In an essay entitled “A Team of Amateurs” Ray Smock wrote that the angst over the impending Trump Administration is palpable.  He added:
            It is not just Democrats who are the Nervous Nellies but many Republicans as well. The transition is unsettling because Donald Trump is a complete political novice with no government experience whatsoever. During the campaign the Democrats talked about this and about his lack of temperament. These are real concerns for sure. But it is Trump’s complete and utter lack of what to do that is most troubling. So far the people around him are just as clueless. He is getting off on the wrong foot from day one because he doesn’t know what he is doing.
Working on a New York Times puzzle, Toni asked if I knew who had been nicknamed “The Kansas Flash.”  Easy: former Chicago Bears Hall of Fame running back Gale Sayers.  Next she needed the location of Teddy Roosevelt’s Long Island home. The last letter being “y.”  Voila: Oyster Bay.

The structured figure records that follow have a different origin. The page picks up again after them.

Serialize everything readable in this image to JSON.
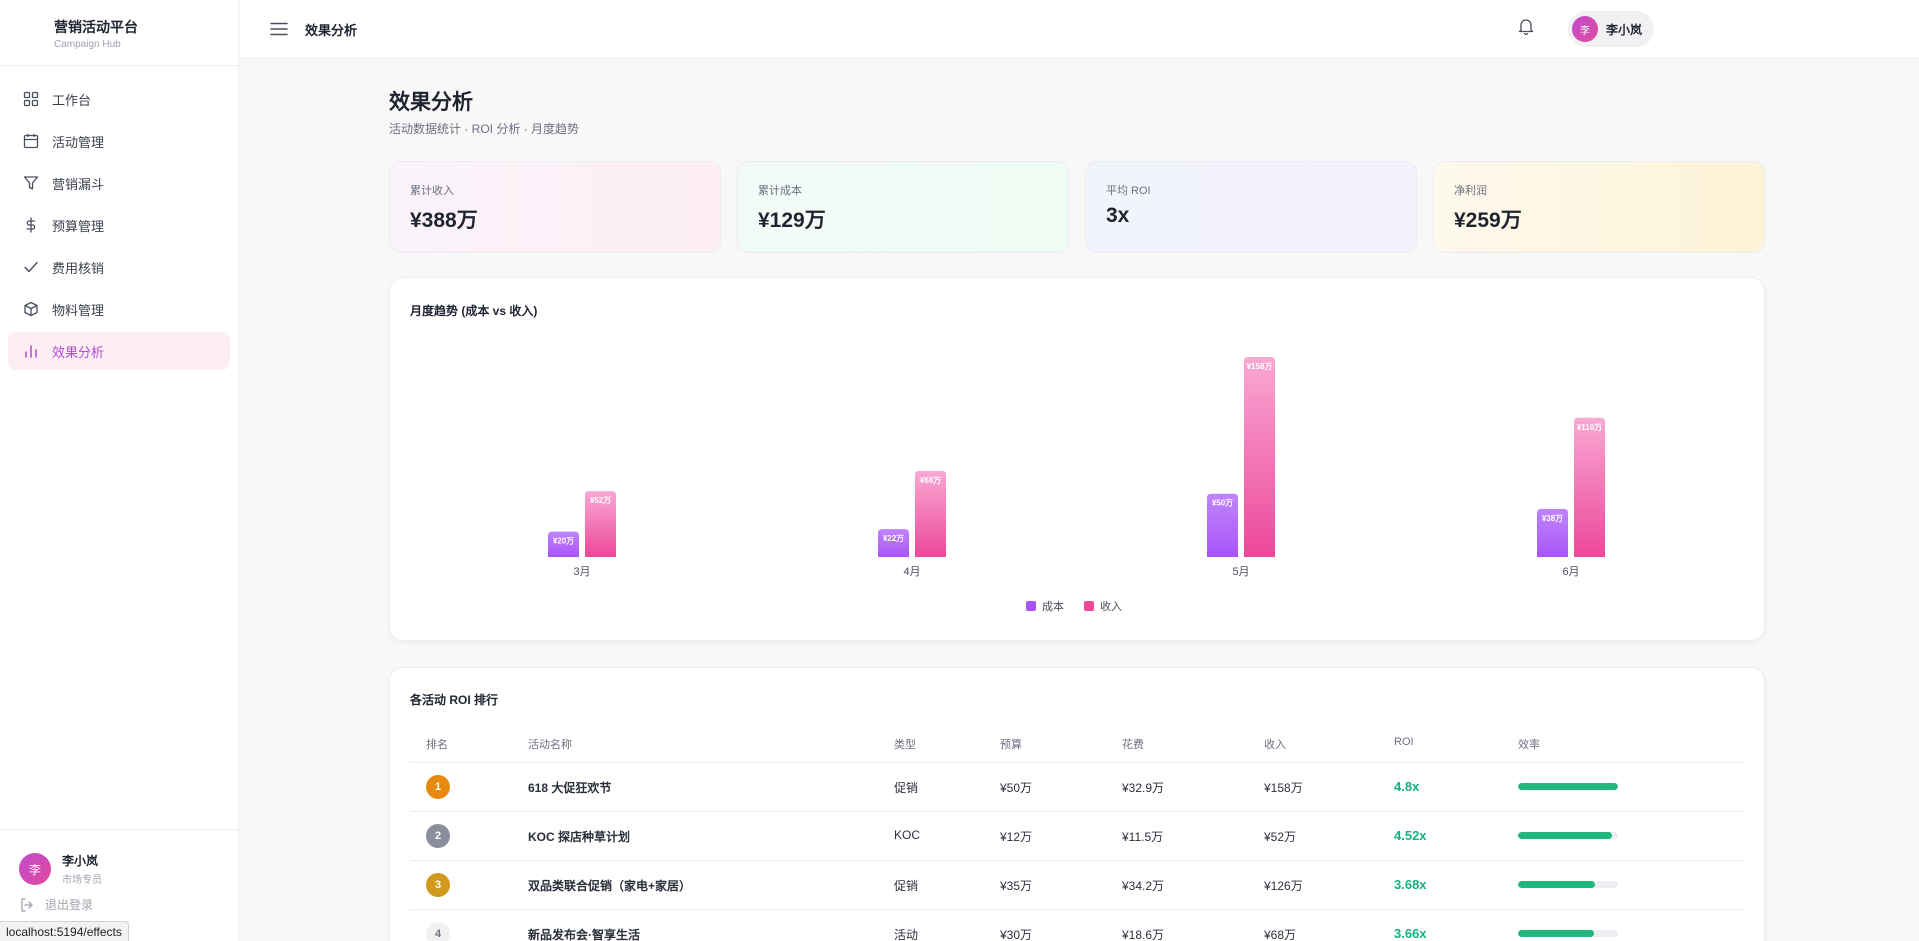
{
  "brand": {
    "title": "营销活动平台",
    "subtitle": "Campaign Hub"
  },
  "sidebar": {
    "items": [
      {
        "label": "工作台",
        "icon": "grid-icon"
      },
      {
        "label": "活动管理",
        "icon": "calendar-icon"
      },
      {
        "label": "营销漏斗",
        "icon": "funnel-icon"
      },
      {
        "label": "预算管理",
        "icon": "dollar-icon"
      },
      {
        "label": "费用核销",
        "icon": "check-icon"
      },
      {
        "label": "物料管理",
        "icon": "box-icon"
      },
      {
        "label": "效果分析",
        "icon": "bar-chart-icon",
        "active": true
      }
    ],
    "user": {
      "avatar": "李",
      "name": "李小岚",
      "role": "市场专员"
    },
    "logout": "退出登录"
  },
  "topbar": {
    "title": "效果分析",
    "user": {
      "avatar": "李",
      "name": "李小岚"
    }
  },
  "page": {
    "title": "效果分析",
    "subtitle": "活动数据统计 · ROI 分析 · 月度趋势"
  },
  "stats": [
    {
      "label": "累计收入",
      "value": "¥388万"
    },
    {
      "label": "累计成本",
      "value": "¥129万"
    },
    {
      "label": "平均 ROI",
      "value": "3x"
    },
    {
      "label": "净利润",
      "value": "¥259万"
    }
  ],
  "chart_title": "月度趋势 (成本 vs 收入)",
  "chart_data": {
    "type": "bar",
    "categories": [
      "3月",
      "4月",
      "5月",
      "6月"
    ],
    "series": [
      {
        "name": "成本",
        "values": [
          20,
          22,
          50,
          38
        ],
        "labels": [
          "¥20万",
          "¥22万",
          "¥50万",
          "¥38万"
        ],
        "color": "#a855f7"
      },
      {
        "name": "收入",
        "values": [
          52,
          68,
          158,
          110
        ],
        "labels": [
          "¥52万",
          "¥68万",
          "¥158万",
          "¥110万"
        ],
        "color": "#ec4899"
      }
    ]
  },
  "roi_table": {
    "title": "各活动 ROI 排行",
    "headers": [
      "排名",
      "活动名称",
      "类型",
      "预算",
      "花费",
      "收入",
      "ROI",
      "效率"
    ],
    "rows": [
      {
        "rank": "1",
        "name": "618 大促狂欢节",
        "type": "促销",
        "budget": "¥50万",
        "spent": "¥32.9万",
        "revenue": "¥158万",
        "roi": "4.8x",
        "efficiency": 1.0,
        "rank_color": "#e88a12"
      },
      {
        "rank": "2",
        "name": "KOC 探店种草计划",
        "type": "KOC",
        "budget": "¥12万",
        "spent": "¥11.5万",
        "revenue": "¥52万",
        "roi": "4.52x",
        "efficiency": 0.94,
        "rank_color": "#8a8f9c"
      },
      {
        "rank": "3",
        "name": "双品类联合促销（家电+家居）",
        "type": "促销",
        "budget": "¥35万",
        "spent": "¥34.2万",
        "revenue": "¥126万",
        "roi": "3.68x",
        "efficiency": 0.77,
        "rank_color": "#d19a1c"
      },
      {
        "rank": "4",
        "name": "新品发布会·智享生活",
        "type": "活动",
        "budget": "¥30万",
        "spent": "¥18.6万",
        "revenue": "¥68万",
        "roi": "3.66x",
        "efficiency": 0.76,
        "rank_color": "#f1f1f4"
      }
    ]
  },
  "status_url": "localhost:5194/effects"
}
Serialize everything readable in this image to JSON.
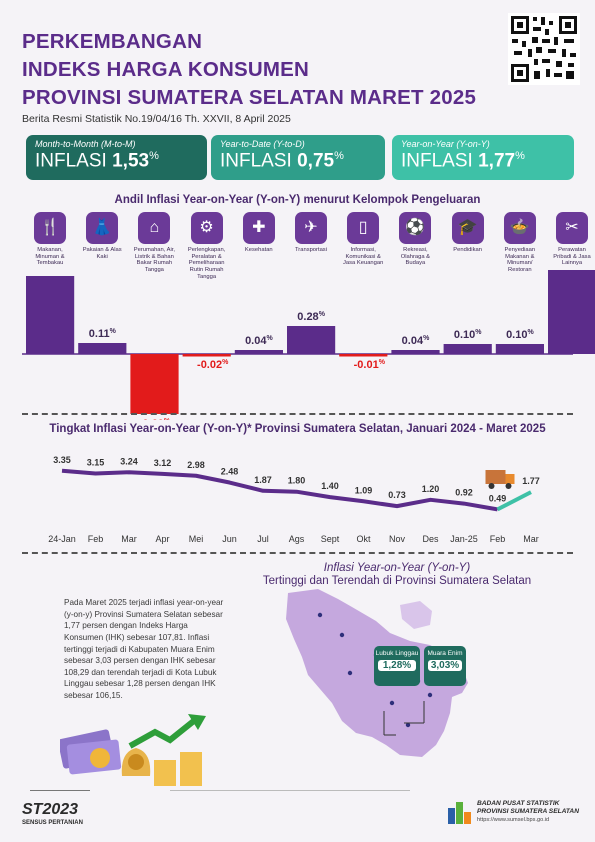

IUN’s History Club has scheduled a “Weird History” event in December.  I’ll bring up that Abraham Lincoln is in the Wrestling Hall of Fame.  He won 300 matches and lost only once, in 1832 to Hank Thompson, a fellow Illinois Volunteer during the Black Hawk uprising, in a battle for the regimental championship. According to Carl Sandburg, the six-foot, four-inch grappler once dispatched an opponent and then taunted onlookers with this boast: “I’m the big buck of this lick.  If any of you want to try it, come and whet your horns.”